We didn’t make it to the four corners area the night before, so we decided to depart Santa Fe, fly over four corners, then make our fuel stop in Moab (Canyonlands Airport). From there it’d be a short flight to Heber City, the closest airport to Park City.
We departed under mostly clear, though a little smoky, skies. The scenery started getting more and more interesting as our flight progressed. I was concerned about suitable emergency landing areas, but was pleasantly surprised that even away from main roads, there were tons of straight dirt roads.
We got to the four corners monument (which isn’t on the whole latitude/longitude lines as I’d expected).
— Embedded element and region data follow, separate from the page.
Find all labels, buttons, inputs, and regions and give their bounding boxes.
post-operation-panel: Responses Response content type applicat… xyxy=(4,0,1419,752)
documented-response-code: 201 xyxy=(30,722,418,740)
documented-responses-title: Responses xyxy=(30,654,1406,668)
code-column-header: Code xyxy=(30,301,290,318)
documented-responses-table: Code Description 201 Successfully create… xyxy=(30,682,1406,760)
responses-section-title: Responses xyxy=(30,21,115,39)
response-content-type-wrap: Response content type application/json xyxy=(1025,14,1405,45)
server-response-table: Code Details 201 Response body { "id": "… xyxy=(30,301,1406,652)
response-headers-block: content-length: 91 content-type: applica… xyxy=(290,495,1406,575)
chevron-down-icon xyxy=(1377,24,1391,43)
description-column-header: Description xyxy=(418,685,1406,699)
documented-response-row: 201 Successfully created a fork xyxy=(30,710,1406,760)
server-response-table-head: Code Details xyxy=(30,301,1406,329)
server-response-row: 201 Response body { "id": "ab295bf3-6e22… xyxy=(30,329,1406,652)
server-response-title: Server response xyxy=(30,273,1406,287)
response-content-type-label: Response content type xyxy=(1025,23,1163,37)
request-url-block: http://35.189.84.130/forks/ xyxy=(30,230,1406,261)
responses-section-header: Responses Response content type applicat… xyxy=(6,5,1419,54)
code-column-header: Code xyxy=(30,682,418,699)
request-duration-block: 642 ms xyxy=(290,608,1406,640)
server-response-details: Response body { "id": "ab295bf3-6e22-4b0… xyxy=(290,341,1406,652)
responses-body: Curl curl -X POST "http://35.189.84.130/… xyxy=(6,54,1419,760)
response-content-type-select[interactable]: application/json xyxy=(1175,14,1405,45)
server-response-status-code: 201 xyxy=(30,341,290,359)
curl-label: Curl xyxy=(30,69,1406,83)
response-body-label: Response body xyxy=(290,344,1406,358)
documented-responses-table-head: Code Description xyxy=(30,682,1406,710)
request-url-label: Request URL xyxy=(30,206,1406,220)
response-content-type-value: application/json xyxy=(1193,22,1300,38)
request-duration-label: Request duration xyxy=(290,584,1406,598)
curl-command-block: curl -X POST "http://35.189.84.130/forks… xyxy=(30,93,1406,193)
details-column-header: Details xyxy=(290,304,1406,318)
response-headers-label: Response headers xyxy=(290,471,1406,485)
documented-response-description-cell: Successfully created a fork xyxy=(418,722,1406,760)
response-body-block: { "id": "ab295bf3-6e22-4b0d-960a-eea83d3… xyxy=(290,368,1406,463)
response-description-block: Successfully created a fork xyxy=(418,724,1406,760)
There’s really not much to it. Kelly and I were glad we didn’t drive the one hour each way to see it from the ground.
From here, the scenery got even better. The pictures really don’t do it justice–you need to be there to fully appreciate it.
Canyonlands Airport in Moab was fairly busy. We landed and no one bothered to tell us where to park. Also, self-service fuel was inop, but fortunately we didn’t need any. Terminal was nice, though, so we took a break. Departing again, it was bumpy again, but we felt fine. The rest of the flight involved flying through the mountains south of Salt Lake, then upon reaching Provo, turn right to head northeast through a mountain pass to Heber City. This part of the flight was also beautiful and much different than the canyons.
http://www.youtube.com/watch?v=3kGGWitzf2Q The approach and landing in Heber City was amazing. On the ground, we ran into fellow RV-10 builder and pilot Sean Strasburg, who offered to help with a fuel smell issue we were experiencing (our fuel flow sender is leaking again–more on that in a later post). With the airplane tied down, we grabbed our rental car (which was driven to our airplane for us) and headed into town.